The fundamental difficulty in valuing these companies, the fund manager said, is that every company is a complex individual, and any single method of valuation only looks at the company from one particular perspective. In order for such valuations to be valid, all market participants need to agree to view the company from this one particular perspective.
Some in the market attribute the success of mutual funds more to their strategy of price quoting than to their ability to price IPOs. In their view, mutual fund firms have a knack for quoting a price that falls within the range provided by underwriters so they can be allotted more shares.

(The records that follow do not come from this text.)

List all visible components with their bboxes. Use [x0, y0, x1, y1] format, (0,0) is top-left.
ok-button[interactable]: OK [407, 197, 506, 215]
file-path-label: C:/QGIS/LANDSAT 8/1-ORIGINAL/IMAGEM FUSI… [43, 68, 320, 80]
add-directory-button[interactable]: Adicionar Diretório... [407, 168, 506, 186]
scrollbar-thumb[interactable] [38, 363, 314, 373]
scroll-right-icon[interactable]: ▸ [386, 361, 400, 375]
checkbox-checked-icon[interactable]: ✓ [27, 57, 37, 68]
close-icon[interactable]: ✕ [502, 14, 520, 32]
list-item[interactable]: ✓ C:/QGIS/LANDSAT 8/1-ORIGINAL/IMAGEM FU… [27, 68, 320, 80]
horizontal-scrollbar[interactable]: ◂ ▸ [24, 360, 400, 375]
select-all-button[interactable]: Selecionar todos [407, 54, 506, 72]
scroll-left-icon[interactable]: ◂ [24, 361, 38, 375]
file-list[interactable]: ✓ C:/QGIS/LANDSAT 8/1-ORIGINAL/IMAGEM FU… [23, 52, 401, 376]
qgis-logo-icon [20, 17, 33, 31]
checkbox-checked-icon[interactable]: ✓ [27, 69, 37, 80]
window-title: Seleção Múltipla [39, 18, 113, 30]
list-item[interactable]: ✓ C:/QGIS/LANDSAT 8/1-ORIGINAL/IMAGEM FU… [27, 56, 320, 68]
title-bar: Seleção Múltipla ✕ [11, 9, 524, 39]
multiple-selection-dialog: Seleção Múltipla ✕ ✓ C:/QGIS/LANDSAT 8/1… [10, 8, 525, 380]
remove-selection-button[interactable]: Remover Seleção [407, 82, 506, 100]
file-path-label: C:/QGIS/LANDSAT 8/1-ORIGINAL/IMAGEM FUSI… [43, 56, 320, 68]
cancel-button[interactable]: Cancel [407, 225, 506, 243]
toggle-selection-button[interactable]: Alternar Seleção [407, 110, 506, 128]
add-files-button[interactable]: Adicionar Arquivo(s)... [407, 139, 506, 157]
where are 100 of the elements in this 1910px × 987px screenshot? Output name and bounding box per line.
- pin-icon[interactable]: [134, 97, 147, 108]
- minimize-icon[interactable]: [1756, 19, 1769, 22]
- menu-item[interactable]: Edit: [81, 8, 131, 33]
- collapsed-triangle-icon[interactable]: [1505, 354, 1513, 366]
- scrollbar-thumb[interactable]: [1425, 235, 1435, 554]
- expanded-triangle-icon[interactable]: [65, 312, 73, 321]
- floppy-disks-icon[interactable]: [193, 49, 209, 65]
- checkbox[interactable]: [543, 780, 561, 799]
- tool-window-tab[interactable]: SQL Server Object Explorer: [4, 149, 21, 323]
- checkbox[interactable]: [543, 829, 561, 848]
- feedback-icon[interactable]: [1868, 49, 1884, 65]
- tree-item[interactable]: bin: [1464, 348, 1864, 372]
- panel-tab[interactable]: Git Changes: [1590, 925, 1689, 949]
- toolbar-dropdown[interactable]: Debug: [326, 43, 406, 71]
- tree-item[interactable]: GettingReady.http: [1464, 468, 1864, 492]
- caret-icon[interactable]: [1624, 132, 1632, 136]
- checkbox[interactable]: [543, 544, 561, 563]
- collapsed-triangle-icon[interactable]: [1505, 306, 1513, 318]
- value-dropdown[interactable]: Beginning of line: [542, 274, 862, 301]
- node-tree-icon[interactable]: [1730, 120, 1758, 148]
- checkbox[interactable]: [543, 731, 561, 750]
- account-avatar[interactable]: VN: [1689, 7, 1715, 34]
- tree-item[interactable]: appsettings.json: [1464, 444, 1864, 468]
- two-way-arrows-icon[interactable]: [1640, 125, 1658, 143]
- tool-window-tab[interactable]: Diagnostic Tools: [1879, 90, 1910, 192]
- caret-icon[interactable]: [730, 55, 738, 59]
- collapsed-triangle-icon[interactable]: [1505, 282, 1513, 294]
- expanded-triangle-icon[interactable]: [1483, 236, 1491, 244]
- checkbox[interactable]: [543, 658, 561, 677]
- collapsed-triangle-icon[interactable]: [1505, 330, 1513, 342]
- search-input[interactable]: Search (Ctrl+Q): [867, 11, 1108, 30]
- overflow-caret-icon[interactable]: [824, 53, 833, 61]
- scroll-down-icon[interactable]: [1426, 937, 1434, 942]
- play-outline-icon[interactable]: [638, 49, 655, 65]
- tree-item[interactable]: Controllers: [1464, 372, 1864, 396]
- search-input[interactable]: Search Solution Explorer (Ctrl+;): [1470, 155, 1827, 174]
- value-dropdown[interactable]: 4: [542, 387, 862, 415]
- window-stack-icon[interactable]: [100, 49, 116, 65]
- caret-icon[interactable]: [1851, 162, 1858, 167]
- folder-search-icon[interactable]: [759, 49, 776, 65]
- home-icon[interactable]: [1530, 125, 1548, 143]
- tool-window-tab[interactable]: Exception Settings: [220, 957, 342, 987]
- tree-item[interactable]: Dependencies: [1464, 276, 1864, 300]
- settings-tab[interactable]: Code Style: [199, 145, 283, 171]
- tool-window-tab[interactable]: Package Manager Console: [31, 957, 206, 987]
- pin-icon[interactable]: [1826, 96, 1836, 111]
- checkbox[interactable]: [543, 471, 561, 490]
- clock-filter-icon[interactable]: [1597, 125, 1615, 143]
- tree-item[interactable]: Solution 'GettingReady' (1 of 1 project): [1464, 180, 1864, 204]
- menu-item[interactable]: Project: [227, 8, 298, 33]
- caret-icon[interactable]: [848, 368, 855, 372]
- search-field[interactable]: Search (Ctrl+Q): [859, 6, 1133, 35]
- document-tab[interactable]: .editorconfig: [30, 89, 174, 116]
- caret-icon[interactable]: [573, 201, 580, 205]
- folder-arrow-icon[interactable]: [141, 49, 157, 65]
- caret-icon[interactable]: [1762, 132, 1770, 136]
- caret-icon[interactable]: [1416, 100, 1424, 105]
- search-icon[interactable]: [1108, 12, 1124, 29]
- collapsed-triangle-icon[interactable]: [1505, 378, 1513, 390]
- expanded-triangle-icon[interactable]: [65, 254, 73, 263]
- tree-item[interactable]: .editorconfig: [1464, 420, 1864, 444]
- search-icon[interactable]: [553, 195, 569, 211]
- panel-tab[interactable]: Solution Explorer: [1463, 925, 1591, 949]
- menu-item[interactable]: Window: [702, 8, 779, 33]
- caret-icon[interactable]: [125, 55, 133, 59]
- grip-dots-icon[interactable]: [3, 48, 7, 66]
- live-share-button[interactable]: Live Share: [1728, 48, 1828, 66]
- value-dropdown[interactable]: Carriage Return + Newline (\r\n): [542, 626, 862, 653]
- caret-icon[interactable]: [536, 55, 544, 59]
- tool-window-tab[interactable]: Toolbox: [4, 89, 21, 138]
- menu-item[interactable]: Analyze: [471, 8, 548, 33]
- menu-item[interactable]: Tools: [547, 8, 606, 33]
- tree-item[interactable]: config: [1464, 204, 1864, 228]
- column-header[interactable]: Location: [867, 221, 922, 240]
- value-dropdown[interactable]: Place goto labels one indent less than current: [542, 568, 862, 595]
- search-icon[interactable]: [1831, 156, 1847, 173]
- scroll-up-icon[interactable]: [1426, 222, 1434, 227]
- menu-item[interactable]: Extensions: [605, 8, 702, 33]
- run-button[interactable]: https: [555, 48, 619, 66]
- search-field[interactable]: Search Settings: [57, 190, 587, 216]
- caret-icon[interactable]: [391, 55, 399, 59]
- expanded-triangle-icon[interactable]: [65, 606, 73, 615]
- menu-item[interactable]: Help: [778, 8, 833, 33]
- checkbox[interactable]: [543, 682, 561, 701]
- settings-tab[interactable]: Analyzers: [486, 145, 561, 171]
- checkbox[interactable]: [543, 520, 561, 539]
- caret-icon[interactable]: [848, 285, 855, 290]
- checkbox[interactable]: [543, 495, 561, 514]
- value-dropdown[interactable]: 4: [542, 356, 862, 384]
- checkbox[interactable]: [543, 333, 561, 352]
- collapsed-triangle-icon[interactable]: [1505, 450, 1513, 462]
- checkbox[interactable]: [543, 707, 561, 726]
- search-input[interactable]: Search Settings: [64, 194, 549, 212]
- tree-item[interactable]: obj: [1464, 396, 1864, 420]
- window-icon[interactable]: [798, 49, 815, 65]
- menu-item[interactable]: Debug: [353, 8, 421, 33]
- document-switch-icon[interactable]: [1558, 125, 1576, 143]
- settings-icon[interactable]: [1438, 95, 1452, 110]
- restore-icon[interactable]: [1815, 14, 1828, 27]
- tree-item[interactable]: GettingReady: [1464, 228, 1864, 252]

The price quoting process is “a game between institutions inquired, issuers and underwriters,” notes one market insider who declined to be named. “The demand for STAR Market shares is greater than the supply right now, so issuers and underwriters have more pricing power at the moment, while the institutions inquired are merely playing a supporting role.”
According to GF Securities Co. Ltd. analyst Dai Kang, there are two things about price quoting to pay attention to in the early days of the STAR Market. The first is that investment value research reports issued by underwriters are playing a key guiding role in the pricing process. Take Suzhou HYC Technology Co. Ltd., the first company approved to list on the board, as an example. Its IPO price was set at 24.26 yuan per share. This is exactly the median price offered in the underwriter’s investment value research report. At the same time, about 80% of the quotes from institutions fell within the underwriter’s reference range, showing that institutional investors were for the most part being rational.
Dai suggested that early IPOs on the board are unlikely to be priced high, because the higher the IPO price, the higher the risk of falling below it. Therefore pricing lower is potentially good for underwriters, which have been required by the regulator to make investments in the companies they underwrite. Their investment value research reports have thus become one of the most important anchors in the price quoting process.